"The verdict handicaps any creator out there who is making something that might be inspired by something else/ This applies to fashion, music, design… anything. If we lose our freedom to be inspired, we're going to look up one day and the entertainment industry as we know it will be frozen in litigation. This is about protecting the intellectual rights of people who have ideas.... Everything that's around you in a room was inspired by something or someone. If you kill that, there's no creativity"
That's Pharrell Williams warning The Financial Times, of "copycat litigation" in the wake of the Gaye family's successful suit against his and Robin Thicke "Blurred Lines" for ripping off the "vibe" of Marvin's"Got To Give It Up"
"Copycat litigation"? Law suits against copycats, more like!
"No creativity"? No recreativity, more like!
Harvey Weinstein, in the FT piece, argues that the likes of Andy Warhol or Roy Lichtenstein would nowadays not be able to do what they did without fear of legal reprisal.
I'm a fan of "Blurred Lines" but even so, if this decision did actually mean the end of the era of Pop Art / Appropriation Art, it might be worth paying the price of foregoing in future such retrolicious delights on the radio.

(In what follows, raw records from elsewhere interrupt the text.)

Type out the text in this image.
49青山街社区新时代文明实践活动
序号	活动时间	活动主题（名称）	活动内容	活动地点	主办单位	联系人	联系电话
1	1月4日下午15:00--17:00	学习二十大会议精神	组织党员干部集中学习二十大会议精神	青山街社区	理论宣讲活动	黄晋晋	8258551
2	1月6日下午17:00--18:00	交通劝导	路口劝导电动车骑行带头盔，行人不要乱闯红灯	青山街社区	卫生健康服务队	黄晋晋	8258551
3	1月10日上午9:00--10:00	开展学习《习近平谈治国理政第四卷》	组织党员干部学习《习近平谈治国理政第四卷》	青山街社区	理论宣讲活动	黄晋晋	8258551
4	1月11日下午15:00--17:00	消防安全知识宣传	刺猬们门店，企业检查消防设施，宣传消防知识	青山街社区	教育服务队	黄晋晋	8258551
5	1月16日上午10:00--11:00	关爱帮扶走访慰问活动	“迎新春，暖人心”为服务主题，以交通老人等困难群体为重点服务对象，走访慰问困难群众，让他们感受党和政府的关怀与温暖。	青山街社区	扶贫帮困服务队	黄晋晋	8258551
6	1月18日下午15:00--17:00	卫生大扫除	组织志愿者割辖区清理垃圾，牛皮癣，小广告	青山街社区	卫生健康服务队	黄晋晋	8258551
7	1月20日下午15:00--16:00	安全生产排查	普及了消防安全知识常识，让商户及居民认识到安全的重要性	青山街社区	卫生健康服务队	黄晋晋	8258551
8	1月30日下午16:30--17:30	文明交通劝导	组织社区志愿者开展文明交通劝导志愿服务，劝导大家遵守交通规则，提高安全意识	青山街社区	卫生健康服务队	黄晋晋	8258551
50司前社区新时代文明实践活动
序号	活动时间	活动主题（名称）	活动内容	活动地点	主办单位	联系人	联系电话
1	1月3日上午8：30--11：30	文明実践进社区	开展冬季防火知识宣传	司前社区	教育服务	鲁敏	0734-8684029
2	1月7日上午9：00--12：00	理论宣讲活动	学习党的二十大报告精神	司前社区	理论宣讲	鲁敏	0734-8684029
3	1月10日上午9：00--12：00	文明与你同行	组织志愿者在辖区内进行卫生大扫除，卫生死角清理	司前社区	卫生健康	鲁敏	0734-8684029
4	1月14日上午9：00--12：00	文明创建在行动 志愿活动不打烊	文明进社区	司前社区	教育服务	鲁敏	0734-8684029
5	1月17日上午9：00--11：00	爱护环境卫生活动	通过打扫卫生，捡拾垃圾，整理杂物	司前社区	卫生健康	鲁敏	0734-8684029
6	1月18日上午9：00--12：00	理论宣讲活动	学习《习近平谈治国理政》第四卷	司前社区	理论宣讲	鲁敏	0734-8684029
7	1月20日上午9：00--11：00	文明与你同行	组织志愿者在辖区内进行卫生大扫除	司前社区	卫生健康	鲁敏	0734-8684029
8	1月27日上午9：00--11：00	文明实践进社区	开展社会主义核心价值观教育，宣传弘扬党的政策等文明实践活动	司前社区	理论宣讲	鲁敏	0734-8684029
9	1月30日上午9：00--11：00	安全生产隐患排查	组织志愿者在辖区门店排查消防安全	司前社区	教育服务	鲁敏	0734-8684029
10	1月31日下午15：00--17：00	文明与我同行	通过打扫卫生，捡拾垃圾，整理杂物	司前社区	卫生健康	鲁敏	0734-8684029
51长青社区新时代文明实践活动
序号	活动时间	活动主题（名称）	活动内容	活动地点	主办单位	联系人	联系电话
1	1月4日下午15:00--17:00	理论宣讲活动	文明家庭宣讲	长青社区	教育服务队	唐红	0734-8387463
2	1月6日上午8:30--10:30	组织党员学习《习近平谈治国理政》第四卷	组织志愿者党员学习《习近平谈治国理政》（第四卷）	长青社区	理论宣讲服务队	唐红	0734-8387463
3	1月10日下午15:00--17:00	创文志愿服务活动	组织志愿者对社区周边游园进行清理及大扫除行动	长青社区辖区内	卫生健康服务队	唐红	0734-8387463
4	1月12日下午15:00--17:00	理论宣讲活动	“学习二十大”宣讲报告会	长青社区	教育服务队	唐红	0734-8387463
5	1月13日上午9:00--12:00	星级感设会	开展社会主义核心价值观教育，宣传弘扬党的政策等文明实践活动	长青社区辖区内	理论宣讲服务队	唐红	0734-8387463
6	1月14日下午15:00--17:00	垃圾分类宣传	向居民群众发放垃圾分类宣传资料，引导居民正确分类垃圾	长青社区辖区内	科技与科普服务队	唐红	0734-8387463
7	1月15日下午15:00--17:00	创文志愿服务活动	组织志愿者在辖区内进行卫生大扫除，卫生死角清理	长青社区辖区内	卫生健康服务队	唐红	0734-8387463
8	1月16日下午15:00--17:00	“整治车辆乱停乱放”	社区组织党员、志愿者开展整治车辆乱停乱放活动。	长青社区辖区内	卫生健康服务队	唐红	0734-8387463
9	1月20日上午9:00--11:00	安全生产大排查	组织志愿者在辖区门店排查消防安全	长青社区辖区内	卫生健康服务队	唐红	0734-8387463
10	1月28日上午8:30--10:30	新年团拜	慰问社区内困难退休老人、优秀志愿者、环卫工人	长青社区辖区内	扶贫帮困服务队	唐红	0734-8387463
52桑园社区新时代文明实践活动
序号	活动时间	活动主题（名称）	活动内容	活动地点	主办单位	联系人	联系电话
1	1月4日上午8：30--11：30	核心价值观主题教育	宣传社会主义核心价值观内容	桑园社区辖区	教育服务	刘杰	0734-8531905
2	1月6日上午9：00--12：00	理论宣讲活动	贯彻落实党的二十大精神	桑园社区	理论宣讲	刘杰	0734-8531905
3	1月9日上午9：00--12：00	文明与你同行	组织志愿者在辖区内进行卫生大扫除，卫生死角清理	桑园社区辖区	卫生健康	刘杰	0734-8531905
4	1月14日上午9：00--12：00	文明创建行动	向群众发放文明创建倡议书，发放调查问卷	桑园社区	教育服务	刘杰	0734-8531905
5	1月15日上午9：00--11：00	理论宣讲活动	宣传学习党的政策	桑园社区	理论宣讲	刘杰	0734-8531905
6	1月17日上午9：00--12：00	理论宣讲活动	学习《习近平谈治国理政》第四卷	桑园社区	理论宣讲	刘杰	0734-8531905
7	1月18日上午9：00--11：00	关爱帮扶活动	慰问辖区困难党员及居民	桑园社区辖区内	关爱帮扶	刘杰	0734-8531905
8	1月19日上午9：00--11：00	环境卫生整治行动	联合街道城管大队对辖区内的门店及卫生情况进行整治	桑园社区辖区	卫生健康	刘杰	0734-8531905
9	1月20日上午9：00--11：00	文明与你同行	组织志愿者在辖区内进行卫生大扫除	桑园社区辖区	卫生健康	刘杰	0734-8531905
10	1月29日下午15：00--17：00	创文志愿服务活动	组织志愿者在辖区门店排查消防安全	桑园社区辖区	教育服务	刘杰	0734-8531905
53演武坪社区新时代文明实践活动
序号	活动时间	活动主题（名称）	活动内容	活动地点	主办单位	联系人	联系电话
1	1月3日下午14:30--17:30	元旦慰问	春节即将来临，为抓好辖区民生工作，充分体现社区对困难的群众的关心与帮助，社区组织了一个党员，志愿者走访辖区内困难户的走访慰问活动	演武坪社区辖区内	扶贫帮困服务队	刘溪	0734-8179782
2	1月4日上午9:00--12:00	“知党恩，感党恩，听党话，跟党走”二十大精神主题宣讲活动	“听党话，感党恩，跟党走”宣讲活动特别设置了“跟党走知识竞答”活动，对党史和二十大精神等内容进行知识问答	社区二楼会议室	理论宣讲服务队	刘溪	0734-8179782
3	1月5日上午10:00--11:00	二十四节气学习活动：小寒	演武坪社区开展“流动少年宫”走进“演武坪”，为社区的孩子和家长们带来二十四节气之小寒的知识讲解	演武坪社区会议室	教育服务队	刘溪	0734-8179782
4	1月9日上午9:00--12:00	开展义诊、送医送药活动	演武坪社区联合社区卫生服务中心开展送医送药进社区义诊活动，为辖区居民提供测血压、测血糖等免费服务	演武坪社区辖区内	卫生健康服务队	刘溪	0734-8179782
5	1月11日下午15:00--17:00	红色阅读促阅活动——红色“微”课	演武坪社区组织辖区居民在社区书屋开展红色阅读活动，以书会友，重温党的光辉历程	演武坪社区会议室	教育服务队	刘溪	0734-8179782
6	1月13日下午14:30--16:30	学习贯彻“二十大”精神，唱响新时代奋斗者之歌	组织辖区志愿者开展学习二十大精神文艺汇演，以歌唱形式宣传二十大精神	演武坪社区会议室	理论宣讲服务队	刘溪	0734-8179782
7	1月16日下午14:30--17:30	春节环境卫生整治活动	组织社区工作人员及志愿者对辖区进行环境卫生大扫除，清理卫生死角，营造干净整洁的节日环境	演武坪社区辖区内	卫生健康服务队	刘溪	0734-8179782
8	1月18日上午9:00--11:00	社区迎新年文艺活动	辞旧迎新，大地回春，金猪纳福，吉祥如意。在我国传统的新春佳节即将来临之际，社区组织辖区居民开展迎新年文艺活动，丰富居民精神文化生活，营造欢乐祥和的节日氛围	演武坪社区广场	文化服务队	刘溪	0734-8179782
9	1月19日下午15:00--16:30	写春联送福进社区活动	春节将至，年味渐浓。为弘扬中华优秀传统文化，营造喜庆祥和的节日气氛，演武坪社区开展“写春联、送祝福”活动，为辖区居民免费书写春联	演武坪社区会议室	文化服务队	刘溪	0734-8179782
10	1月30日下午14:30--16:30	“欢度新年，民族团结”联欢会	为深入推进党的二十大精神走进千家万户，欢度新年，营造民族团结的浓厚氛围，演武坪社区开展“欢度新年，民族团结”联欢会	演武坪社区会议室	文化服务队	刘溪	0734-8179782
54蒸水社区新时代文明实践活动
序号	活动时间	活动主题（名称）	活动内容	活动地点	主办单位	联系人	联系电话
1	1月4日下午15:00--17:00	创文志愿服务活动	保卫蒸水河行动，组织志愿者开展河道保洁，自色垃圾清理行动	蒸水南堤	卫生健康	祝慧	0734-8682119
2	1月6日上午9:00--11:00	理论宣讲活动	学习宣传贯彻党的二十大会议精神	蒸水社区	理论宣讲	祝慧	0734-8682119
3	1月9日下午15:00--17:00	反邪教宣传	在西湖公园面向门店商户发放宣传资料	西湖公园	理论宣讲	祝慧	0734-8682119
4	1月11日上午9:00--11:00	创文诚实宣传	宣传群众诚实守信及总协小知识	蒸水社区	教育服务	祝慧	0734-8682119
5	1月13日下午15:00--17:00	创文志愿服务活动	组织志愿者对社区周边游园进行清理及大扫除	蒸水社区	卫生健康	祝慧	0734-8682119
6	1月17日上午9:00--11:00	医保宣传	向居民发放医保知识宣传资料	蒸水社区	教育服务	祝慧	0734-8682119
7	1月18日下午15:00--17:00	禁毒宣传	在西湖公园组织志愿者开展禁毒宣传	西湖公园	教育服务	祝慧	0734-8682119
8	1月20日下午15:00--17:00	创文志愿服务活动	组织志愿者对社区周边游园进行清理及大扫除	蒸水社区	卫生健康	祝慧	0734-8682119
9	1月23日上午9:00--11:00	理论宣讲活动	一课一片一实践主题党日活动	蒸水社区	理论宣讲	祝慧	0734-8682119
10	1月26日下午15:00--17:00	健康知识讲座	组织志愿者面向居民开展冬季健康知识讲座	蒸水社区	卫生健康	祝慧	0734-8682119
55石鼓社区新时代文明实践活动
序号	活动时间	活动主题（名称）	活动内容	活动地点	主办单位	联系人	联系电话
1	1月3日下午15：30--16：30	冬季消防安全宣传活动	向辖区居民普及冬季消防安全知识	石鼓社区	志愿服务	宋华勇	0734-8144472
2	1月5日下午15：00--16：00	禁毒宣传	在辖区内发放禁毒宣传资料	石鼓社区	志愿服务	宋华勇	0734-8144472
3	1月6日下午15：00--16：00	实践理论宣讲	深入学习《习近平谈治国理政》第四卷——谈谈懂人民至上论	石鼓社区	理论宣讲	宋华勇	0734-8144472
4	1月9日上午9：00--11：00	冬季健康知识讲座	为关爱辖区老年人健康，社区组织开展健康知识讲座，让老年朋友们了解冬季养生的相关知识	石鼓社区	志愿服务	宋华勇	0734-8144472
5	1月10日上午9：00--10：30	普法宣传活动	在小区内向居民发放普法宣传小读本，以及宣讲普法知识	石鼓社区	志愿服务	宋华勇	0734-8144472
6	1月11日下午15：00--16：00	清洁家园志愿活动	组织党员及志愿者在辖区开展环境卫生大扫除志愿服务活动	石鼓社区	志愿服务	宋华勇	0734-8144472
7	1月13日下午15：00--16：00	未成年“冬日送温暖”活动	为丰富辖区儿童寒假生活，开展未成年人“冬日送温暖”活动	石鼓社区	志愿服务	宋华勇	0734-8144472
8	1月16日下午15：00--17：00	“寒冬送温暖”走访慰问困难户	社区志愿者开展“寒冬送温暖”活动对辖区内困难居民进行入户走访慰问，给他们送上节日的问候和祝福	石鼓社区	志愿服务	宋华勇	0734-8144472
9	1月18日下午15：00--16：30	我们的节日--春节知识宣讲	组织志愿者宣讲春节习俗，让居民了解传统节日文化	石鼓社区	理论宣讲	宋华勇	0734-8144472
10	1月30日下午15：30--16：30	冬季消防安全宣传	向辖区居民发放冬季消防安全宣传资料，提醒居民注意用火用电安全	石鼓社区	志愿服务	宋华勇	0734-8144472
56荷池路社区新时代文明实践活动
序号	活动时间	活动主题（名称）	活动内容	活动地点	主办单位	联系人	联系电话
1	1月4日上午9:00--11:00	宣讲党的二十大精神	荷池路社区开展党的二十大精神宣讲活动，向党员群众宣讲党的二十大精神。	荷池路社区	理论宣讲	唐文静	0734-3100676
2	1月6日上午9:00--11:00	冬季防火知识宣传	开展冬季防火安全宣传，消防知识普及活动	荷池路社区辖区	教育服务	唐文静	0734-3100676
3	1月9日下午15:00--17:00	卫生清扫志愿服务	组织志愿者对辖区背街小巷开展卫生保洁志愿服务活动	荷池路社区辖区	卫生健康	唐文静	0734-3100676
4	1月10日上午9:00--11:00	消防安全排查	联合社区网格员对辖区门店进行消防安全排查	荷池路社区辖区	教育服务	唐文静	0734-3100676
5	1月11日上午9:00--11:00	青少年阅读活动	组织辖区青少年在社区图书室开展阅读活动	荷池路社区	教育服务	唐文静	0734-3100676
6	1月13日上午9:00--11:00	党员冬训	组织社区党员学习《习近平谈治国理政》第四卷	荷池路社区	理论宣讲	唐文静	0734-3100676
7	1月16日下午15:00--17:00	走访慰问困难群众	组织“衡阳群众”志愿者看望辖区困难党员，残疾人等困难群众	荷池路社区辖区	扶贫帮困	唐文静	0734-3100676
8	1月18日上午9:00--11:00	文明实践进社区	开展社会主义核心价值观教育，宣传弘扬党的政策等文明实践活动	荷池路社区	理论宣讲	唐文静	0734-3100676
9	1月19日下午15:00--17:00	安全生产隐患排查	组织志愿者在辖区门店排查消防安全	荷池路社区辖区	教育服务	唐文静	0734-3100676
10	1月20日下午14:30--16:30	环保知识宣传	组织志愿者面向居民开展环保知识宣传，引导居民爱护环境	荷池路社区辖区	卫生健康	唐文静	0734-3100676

Curious about the status of parody now, after this decision...
As I noted (writing about that Luke Haines New York in the 70s record) (and borrowing an idea off of Linda Hutcheon, the academic theorist of parody, pastiche, irony etc),
"parody sanctions what in any other context would be dismissed as derivative and redundant. Laughter (and perhaps also a smidgeon of appreciation for the craft involved in these replicas) excuses what otherwise is merely empty impersonation. "
In other words: retro is parody without the laughs.
But I wonder, as regards the future for Bonzo/Weird Al-style parody and Mike Yarwood-esque musical impressionists: will the excuse of mirth-generation and legitimate social-cultural comment also provide legal inoculation?